A Jan. 16 trial date was set for a Temecula woman ticketed for allegedly watching television via a pair of computerized Google glasses while speeding on a San Diego freeway.
The case may be the first of its kind. Typically, law enforcement officers are given discretion when it comes to deciding what is and what isn't distracted driving.
Cecilia Abadie, 44, was allegedly speeding on Interstate 15 while watching television via a prototype, eyeglass-style Google Glass wearable computer. Though the technology will not be publicly available until next year at the earliest, Abadie was among 10,000 "explorers" chosen to try out the devices.
Her attorney, William Concidine, said they would be ready to go to trial next month.
Concidine said Abadie's Google Glass device was not on when she was driving, but was activated when she looked up at the officer during the stop.
A California Highway Patrol officer issued the citation Oct. 29. Abadie was initially pulled over for speeding.
On a social-networking page after the incident, Abadie identified herself as the recipient of the ticket and posted a photo of it.

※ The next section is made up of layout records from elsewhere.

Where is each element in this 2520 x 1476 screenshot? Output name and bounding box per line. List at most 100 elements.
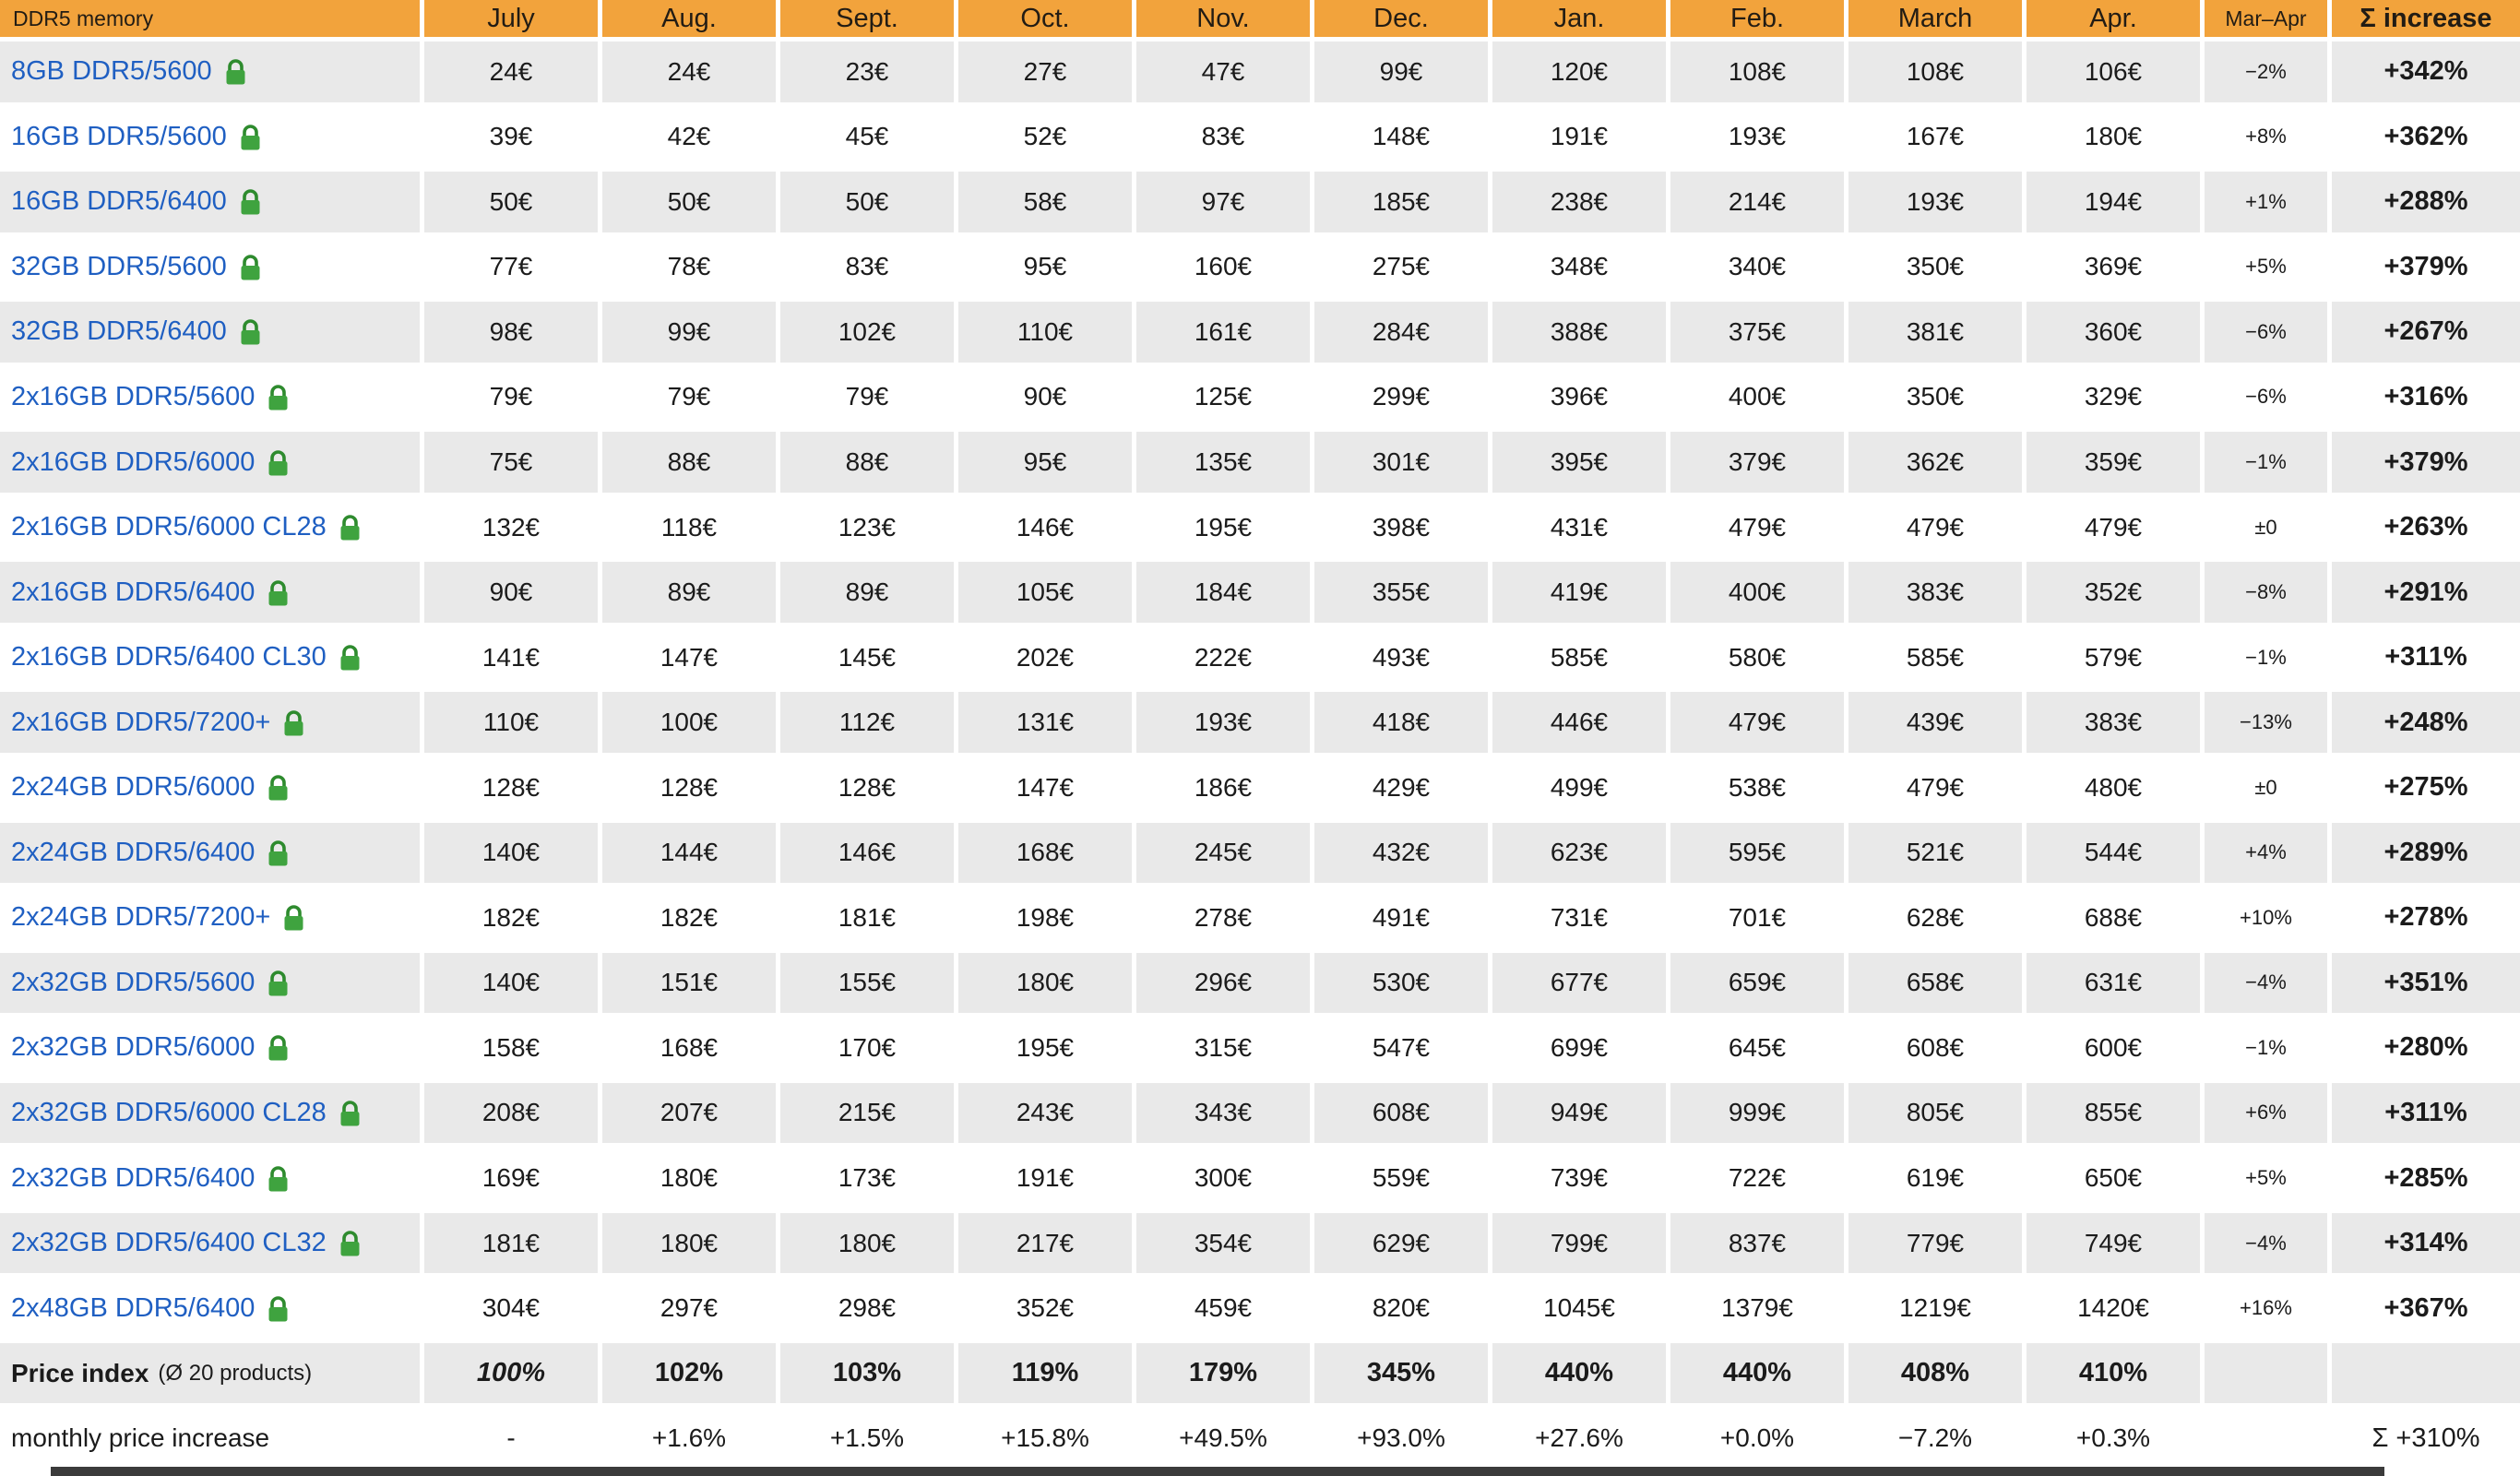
price-cell: 645€ bbox=[1728, 1032, 1787, 1062]
price-cell: 608€ bbox=[1314, 1082, 1488, 1144]
product-link[interactable]: 16GB DDR5/6400 bbox=[11, 186, 263, 217]
price-cell: 89€ bbox=[780, 562, 954, 623]
price-cell: 193€ bbox=[1848, 172, 2022, 232]
price-cell: 180€ bbox=[958, 952, 1132, 1014]
product-label: 2x32GB DDR5/5600 bbox=[11, 967, 256, 997]
product-link[interactable]: 2x24GB DDR5/6400 bbox=[11, 838, 291, 868]
price-cell: 479€ bbox=[1670, 692, 1844, 753]
price-index-cell: 440% bbox=[1670, 1342, 1844, 1404]
price-cell: 579€ bbox=[2084, 642, 2143, 672]
price-cell: 623€ bbox=[1492, 822, 1666, 884]
price-cell: 805€ bbox=[1848, 1082, 2022, 1144]
lock-icon bbox=[268, 775, 288, 801]
price-cell: 479€ bbox=[2084, 512, 2143, 542]
product-cell: 2x16GB DDR5/6400 CL30 bbox=[0, 627, 420, 688]
total-cell: +311% bbox=[2332, 1082, 2520, 1144]
price-cell: 400€ bbox=[1728, 382, 1787, 411]
price-cell: 120€ bbox=[1492, 42, 1666, 102]
price-cell: 147€ bbox=[660, 642, 719, 672]
price-cell: 432€ bbox=[1314, 822, 1488, 884]
price-cell: 112€ bbox=[780, 692, 954, 753]
change-cell: +16% bbox=[2240, 1296, 2292, 1320]
total-cell: +280% bbox=[2383, 1032, 2468, 1063]
price-cell: 42€ bbox=[667, 122, 711, 151]
product-cell: 2x24GB DDR5/6000 bbox=[0, 757, 420, 818]
price-cell: 50€ bbox=[424, 172, 598, 232]
product-link[interactable]: 32GB DDR5/6400 bbox=[11, 316, 263, 347]
price-cell: 381€ bbox=[1848, 302, 2022, 363]
product-link[interactable]: 32GB DDR5/5600 bbox=[11, 252, 263, 282]
price-cell: 180€ bbox=[2084, 122, 2143, 151]
product-link[interactable]: 2x16GB DDR5/6400 CL30 bbox=[11, 642, 363, 673]
price-cell: 628€ bbox=[1906, 902, 1965, 932]
product-link[interactable]: 2x32GB DDR5/5600 bbox=[11, 968, 291, 998]
price-cell: 180€ bbox=[780, 1212, 954, 1274]
lock-icon bbox=[268, 449, 288, 476]
lock-icon bbox=[268, 970, 288, 996]
price-cell: 275€ bbox=[1372, 252, 1431, 281]
total-cell: +379% bbox=[2332, 432, 2520, 493]
price-cell: 90€ bbox=[424, 562, 598, 623]
price-cell: 362€ bbox=[1848, 432, 2022, 493]
price-cell: 160€ bbox=[1194, 252, 1253, 281]
price-index-note: (Ø 20 products) bbox=[158, 1360, 313, 1386]
price-index-cell: 410% bbox=[2027, 1342, 2200, 1404]
lock-icon bbox=[268, 1035, 288, 1061]
price-cell: 99€ bbox=[1314, 42, 1488, 102]
product-cell: 2x32GB DDR5/6400 CL32 bbox=[0, 1212, 420, 1274]
product-link[interactable]: 2x16GB DDR5/5600 bbox=[11, 382, 291, 412]
price-cell: 195€ bbox=[1194, 512, 1253, 542]
price-index-total-empty bbox=[2332, 1342, 2520, 1404]
price-cell: 315€ bbox=[1194, 1032, 1253, 1062]
price-cell: 245€ bbox=[1136, 822, 1310, 884]
price-cell: 123€ bbox=[838, 512, 897, 542]
price-cell: 677€ bbox=[1492, 952, 1666, 1014]
product-link[interactable]: 2x32GB DDR5/6400 CL32 bbox=[11, 1228, 363, 1258]
lock-icon bbox=[241, 319, 260, 345]
product-link[interactable]: 16GB DDR5/5600 bbox=[11, 122, 263, 152]
monthly-increase-total: Σ +310% bbox=[2371, 1422, 2480, 1453]
change-cell: ±0 bbox=[2254, 775, 2277, 799]
product-link[interactable]: 2x48GB DDR5/6400 bbox=[11, 1293, 291, 1324]
price-cell: 99€ bbox=[602, 302, 776, 363]
price-cell: 145€ bbox=[838, 642, 897, 672]
product-link[interactable]: 2x32GB DDR5/6000 bbox=[11, 1032, 291, 1063]
product-cell: 2x24GB DDR5/6400 bbox=[0, 822, 420, 884]
price-cell: 202€ bbox=[1016, 642, 1075, 672]
price-cell: 699€ bbox=[1550, 1032, 1609, 1062]
total-cell: +275% bbox=[2383, 772, 2468, 803]
total-cell: +351% bbox=[2332, 952, 2520, 1014]
price-cell: 147€ bbox=[1016, 772, 1075, 802]
price-cell: 379€ bbox=[1670, 432, 1844, 493]
product-link[interactable]: 8GB DDR5/5600 bbox=[11, 56, 248, 87]
total-cell: +278% bbox=[2383, 902, 2468, 933]
product-link[interactable]: 2x16GB DDR5/6000 CL28 bbox=[11, 512, 363, 542]
price-cell: 186€ bbox=[1194, 772, 1253, 802]
price-cell: 140€ bbox=[424, 952, 598, 1014]
total-header: Σ increase bbox=[2332, 0, 2520, 37]
product-cell: 16GB DDR5/6400 bbox=[0, 172, 420, 232]
product-link[interactable]: 2x24GB DDR5/7200+ bbox=[11, 902, 306, 933]
product-cell: 16GB DDR5/5600 bbox=[0, 107, 420, 168]
product-cell: 2x32GB DDR5/6400 bbox=[0, 1148, 420, 1208]
price-cell: 146€ bbox=[1016, 512, 1075, 542]
product-cell: 2x16GB DDR5/6000 CL28 bbox=[0, 497, 420, 558]
price-cell: 749€ bbox=[2027, 1212, 2200, 1274]
price-cell: 83€ bbox=[845, 252, 889, 281]
price-cell: 658€ bbox=[1848, 952, 2022, 1014]
price-cell: 1379€ bbox=[1721, 1293, 1793, 1323]
product-link[interactable]: 2x16GB DDR5/6000 bbox=[11, 447, 291, 478]
price-cell: 110€ bbox=[958, 302, 1132, 363]
product-link[interactable]: 2x24GB DDR5/6000 bbox=[11, 772, 291, 803]
product-link[interactable]: 2x16GB DDR5/7200+ bbox=[11, 708, 306, 738]
price-cell: 297€ bbox=[660, 1293, 719, 1323]
product-link[interactable]: 2x16GB DDR5/6400 bbox=[11, 577, 291, 608]
product-link[interactable]: 2x32GB DDR5/6400 bbox=[11, 1163, 291, 1194]
month-header: Nov. bbox=[1136, 0, 1310, 37]
price-index-cell: 103% bbox=[780, 1342, 954, 1404]
product-label: 2x16GB DDR5/7200+ bbox=[11, 707, 271, 737]
product-link[interactable]: 2x32GB DDR5/6000 CL28 bbox=[11, 1098, 363, 1128]
price-cell: 418€ bbox=[1314, 692, 1488, 753]
lock-icon bbox=[340, 515, 360, 541]
price-cell: 27€ bbox=[958, 42, 1132, 102]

Abadie wrote, "Is GoogleGlass illegal while driving or is this cop wrong??? Any legal advice is appreciated!! ... Do you know any other GlassExplorers that got a similar ticket anywhere in the U.S.?"
In a Q-and-A section on its website, Google says "most states have passed laws limiting the use of mobile devices while driving any motor vehicle, and most states post those rules on their department of motor vehicles websites."
"Read up and follow the law!" the site warns. "Above all, even when you're following the law, don't hurt yourself or others by failing to pay attention to the road."
Google Glass features a thumbnail-size transparent display on the lens in front of the right eye.